The album’s opening salvo, “The Reclaimed Girl,” is wicked noise-mongering at its finest… just like I remembered; it kinda sounds like it was recorded in a toilet… just like I remembered. There’s an odd, bubbling bass thing and a weird tack piano part that come to the fore oduring the breaks. What a great way to start an album! “Turning” is a prototypical Medicine track, with a really dirty sounding, fuzzed-out bass, a funky guitar signature, vocals buried deep in the mix (as usual) and drums that Jack Black would call “gut-bucket.” A two-headed behemoth of uncontrolled abuse, “Move Along” and “Down the Road” features guitars that are strangled to within an inch of their metaphorical lives. The vocals, again, have a rather syrupy sweet sound, even if they are buried under tons of near-white noise. This pop music at its best. “Don’t Be Slow” kinda sounds like a girl group run through a blender with Brian Wilson at a Big Country kegger. Translation: Quite melodic and utterly dissonant. Sort of a clunky rhythm propels “Cold Life” along, under a bed of feedback enhanced guitar repetition. This is the type of headache-inducing noise that we all wanna hear from Medicine. “They Will Not Die” closes out side one of the vinyl version, for those so inclined, of HOME EVERYWHERE. It’s an oddly haunting tune – a little bit of a New Orleans voodoo vibe – with rather unique instrumental choices for this group. The number is a well-placed (mid-album) change of pace and very enjoyable.

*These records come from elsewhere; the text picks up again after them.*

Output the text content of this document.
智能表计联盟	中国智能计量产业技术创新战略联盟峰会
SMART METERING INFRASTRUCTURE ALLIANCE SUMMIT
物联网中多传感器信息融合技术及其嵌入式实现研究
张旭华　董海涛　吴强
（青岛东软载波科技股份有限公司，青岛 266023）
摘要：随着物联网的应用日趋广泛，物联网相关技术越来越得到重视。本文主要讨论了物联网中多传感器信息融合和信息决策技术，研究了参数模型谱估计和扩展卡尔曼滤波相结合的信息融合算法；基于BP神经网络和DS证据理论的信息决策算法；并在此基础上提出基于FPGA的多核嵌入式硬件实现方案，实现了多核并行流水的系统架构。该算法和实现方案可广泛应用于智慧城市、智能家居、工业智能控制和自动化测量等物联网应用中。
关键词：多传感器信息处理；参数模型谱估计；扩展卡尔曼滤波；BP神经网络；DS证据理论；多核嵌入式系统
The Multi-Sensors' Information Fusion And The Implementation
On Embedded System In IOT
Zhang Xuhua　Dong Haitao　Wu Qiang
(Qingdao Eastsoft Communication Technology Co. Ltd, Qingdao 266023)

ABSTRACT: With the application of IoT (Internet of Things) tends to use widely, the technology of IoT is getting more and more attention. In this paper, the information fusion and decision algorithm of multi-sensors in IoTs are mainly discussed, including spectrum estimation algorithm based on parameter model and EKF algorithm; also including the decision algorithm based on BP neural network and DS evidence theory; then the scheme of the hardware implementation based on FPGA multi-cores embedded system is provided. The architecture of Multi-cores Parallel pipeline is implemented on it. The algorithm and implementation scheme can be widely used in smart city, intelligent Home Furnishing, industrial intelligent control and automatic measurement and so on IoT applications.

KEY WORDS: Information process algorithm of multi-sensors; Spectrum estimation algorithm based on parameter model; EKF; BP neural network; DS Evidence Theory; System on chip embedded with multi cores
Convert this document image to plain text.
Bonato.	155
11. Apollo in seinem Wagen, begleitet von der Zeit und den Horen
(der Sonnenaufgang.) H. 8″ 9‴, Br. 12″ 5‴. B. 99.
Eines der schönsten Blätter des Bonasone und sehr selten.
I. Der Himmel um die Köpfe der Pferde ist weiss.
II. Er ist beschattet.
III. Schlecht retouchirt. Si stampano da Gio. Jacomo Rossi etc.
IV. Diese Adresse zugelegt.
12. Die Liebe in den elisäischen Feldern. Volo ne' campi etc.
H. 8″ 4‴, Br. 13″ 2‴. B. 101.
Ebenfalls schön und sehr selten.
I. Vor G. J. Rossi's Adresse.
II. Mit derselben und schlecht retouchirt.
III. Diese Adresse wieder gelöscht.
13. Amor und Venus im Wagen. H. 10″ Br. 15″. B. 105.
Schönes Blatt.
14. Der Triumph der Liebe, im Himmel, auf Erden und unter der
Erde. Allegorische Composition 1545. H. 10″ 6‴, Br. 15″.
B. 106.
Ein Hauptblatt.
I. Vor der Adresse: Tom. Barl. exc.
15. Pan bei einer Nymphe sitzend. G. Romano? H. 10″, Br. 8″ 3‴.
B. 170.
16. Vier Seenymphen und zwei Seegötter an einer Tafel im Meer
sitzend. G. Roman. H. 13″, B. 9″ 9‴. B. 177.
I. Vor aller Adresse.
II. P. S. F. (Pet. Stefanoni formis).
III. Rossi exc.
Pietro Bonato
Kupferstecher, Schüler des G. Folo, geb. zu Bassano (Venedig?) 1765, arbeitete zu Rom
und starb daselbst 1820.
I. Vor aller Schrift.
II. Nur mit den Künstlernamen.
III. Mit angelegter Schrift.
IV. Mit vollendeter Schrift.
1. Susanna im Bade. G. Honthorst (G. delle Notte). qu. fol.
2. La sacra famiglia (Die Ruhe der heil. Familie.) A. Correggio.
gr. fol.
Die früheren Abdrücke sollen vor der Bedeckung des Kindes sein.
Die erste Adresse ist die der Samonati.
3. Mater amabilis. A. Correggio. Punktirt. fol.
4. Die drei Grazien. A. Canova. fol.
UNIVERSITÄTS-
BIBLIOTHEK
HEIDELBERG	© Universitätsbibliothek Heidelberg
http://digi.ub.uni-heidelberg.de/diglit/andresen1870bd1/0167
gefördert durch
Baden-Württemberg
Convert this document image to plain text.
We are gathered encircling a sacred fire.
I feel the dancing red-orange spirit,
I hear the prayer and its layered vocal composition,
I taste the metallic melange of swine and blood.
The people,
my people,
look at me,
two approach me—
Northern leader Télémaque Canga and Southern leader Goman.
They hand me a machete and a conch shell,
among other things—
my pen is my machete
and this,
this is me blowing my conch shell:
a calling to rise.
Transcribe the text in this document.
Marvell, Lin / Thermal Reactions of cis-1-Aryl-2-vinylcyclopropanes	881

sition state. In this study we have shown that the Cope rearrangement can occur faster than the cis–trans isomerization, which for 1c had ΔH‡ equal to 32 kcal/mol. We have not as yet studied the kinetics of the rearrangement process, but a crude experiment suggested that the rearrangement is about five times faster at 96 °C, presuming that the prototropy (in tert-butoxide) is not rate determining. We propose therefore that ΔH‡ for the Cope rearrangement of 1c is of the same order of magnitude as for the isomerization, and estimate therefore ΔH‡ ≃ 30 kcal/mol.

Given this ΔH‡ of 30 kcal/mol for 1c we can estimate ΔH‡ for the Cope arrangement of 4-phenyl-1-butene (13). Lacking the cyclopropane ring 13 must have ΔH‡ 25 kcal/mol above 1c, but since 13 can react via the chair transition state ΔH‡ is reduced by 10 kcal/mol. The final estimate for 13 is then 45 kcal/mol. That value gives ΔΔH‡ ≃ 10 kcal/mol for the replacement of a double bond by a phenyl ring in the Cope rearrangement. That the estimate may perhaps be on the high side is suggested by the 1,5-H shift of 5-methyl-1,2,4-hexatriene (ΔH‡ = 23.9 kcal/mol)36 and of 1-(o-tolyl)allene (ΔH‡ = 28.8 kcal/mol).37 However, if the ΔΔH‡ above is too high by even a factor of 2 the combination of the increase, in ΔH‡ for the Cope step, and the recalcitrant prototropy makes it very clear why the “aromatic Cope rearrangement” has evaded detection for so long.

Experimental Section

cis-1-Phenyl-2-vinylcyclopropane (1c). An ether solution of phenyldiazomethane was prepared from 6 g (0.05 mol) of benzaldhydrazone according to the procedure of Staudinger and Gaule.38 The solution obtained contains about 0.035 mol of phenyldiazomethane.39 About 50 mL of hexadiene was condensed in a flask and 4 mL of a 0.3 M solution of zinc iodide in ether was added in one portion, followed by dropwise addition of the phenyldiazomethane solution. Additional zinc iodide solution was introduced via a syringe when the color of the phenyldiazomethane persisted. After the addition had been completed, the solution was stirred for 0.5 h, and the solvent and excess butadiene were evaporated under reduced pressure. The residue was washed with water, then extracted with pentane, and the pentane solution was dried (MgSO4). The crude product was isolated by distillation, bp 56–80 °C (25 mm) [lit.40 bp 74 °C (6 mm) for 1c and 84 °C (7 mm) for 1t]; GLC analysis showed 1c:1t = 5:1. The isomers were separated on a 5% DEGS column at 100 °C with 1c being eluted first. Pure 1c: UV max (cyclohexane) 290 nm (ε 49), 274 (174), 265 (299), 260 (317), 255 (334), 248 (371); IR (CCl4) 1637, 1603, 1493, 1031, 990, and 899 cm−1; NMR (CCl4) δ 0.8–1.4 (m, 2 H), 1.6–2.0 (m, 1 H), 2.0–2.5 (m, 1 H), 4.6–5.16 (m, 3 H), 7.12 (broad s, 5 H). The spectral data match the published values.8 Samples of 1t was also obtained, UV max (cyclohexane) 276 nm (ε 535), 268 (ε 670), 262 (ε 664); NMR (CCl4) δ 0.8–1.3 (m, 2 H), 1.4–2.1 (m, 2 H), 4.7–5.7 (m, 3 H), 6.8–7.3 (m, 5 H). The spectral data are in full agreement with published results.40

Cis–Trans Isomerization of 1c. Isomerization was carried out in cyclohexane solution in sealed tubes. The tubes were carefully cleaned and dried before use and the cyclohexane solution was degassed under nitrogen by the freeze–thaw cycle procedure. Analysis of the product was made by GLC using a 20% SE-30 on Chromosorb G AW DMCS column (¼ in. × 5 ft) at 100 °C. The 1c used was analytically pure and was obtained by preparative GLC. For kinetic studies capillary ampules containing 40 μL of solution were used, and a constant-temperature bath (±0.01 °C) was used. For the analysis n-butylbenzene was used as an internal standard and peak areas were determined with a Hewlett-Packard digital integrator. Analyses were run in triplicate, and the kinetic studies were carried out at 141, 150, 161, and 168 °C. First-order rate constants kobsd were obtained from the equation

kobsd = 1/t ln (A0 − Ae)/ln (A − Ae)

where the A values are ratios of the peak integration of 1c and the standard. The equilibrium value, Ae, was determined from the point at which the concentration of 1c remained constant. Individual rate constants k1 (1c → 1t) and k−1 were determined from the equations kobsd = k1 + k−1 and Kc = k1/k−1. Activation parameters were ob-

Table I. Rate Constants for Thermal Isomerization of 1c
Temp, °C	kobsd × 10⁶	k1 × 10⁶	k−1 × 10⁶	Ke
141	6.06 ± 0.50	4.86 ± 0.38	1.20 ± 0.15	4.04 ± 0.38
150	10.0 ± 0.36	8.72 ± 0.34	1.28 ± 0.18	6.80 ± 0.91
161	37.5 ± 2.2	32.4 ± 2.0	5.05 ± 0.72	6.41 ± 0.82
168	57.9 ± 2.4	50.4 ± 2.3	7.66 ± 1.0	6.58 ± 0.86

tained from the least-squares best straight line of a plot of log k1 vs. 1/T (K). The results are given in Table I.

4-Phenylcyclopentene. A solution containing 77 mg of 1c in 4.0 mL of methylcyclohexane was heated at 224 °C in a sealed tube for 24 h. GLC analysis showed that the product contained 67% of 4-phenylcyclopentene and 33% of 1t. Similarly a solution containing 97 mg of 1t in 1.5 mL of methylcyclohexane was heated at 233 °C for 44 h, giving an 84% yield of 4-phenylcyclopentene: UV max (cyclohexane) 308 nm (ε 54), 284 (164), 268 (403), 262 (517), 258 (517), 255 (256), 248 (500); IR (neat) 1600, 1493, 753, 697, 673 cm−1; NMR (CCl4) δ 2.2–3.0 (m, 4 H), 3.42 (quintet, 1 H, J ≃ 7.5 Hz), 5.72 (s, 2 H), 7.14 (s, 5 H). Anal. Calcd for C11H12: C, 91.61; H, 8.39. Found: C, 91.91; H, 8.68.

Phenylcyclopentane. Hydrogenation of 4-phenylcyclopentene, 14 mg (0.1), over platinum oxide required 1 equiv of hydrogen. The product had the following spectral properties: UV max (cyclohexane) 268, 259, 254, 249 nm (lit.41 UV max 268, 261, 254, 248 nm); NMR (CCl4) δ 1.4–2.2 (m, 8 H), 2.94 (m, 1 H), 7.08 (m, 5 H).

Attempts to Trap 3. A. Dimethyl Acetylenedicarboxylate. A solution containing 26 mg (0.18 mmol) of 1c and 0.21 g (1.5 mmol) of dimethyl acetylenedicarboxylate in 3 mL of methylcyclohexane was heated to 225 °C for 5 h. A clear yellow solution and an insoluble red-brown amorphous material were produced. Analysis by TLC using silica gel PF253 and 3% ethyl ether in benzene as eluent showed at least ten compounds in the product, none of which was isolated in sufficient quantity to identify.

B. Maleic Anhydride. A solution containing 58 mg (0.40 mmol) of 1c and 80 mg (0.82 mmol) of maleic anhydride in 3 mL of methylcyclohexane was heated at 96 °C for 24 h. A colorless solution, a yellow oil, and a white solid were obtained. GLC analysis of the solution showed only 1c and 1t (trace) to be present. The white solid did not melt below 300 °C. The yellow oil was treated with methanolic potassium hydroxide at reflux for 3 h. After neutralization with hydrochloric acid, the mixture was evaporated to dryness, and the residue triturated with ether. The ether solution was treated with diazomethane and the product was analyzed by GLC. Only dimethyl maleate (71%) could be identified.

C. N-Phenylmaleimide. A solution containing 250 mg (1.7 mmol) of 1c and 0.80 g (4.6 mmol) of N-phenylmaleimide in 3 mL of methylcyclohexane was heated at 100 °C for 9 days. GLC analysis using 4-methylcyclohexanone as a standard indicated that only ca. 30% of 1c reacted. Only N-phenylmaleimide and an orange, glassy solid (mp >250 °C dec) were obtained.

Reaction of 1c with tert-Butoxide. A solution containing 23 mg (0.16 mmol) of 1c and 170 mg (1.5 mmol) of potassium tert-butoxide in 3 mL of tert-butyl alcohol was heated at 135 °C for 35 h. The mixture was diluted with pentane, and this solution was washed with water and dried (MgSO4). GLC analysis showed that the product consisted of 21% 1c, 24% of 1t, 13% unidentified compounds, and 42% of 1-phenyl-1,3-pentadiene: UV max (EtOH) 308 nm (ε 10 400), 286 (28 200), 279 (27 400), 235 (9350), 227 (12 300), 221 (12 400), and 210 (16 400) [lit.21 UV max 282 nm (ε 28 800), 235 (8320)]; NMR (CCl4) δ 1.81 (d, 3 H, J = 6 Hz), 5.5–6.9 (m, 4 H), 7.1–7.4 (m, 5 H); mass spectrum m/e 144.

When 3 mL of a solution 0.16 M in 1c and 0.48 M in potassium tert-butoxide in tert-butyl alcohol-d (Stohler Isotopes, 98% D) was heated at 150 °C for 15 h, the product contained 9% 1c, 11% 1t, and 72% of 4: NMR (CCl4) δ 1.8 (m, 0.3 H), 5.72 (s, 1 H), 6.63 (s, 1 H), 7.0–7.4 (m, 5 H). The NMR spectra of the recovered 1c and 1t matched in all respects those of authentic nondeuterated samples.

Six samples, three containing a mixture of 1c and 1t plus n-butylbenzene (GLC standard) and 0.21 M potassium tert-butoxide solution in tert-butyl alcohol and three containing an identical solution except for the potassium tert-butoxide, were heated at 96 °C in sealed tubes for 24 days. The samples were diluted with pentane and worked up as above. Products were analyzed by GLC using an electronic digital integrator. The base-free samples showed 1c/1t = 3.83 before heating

“It’s All About You” opens side two and is probably the poppiest that you’ll ever hear the group play. An echoey piano from Laner truly enhances Thompson’s dreamy vocals. The song actually got stuck on “replay” in my head! Has anyone ever been able to say that about a Medicine song? A percussion-heavy non-tune, “The People,” has Jim Goodall out front while stabs of vicious guitar feedback punctuate the mayhem before everything falls away into a spooky soundtrack of low noises and weird voices. “Home Everywhere,” aside from providing the record with a name, is also its piece de resistance. It starts out as a happy, hippie pop thing with a bass line that gets stuck in the cranial cavity, turns into a swirling cauldron of imaginative percussion and feedback, has a break with sort of a hypnotic hymn vibe at about the five minute mark and finishes up with four minutes of what can only be called a “droning hippie-fest… all with amazingly up-front vocals. As awesome as it is here, this eleven-and-a-half minute minimalist workout would be great live!

So, there you go… a really solid album with some truly great songs. It’s like the band has never been away. Now, if we can just get ’em back on stage!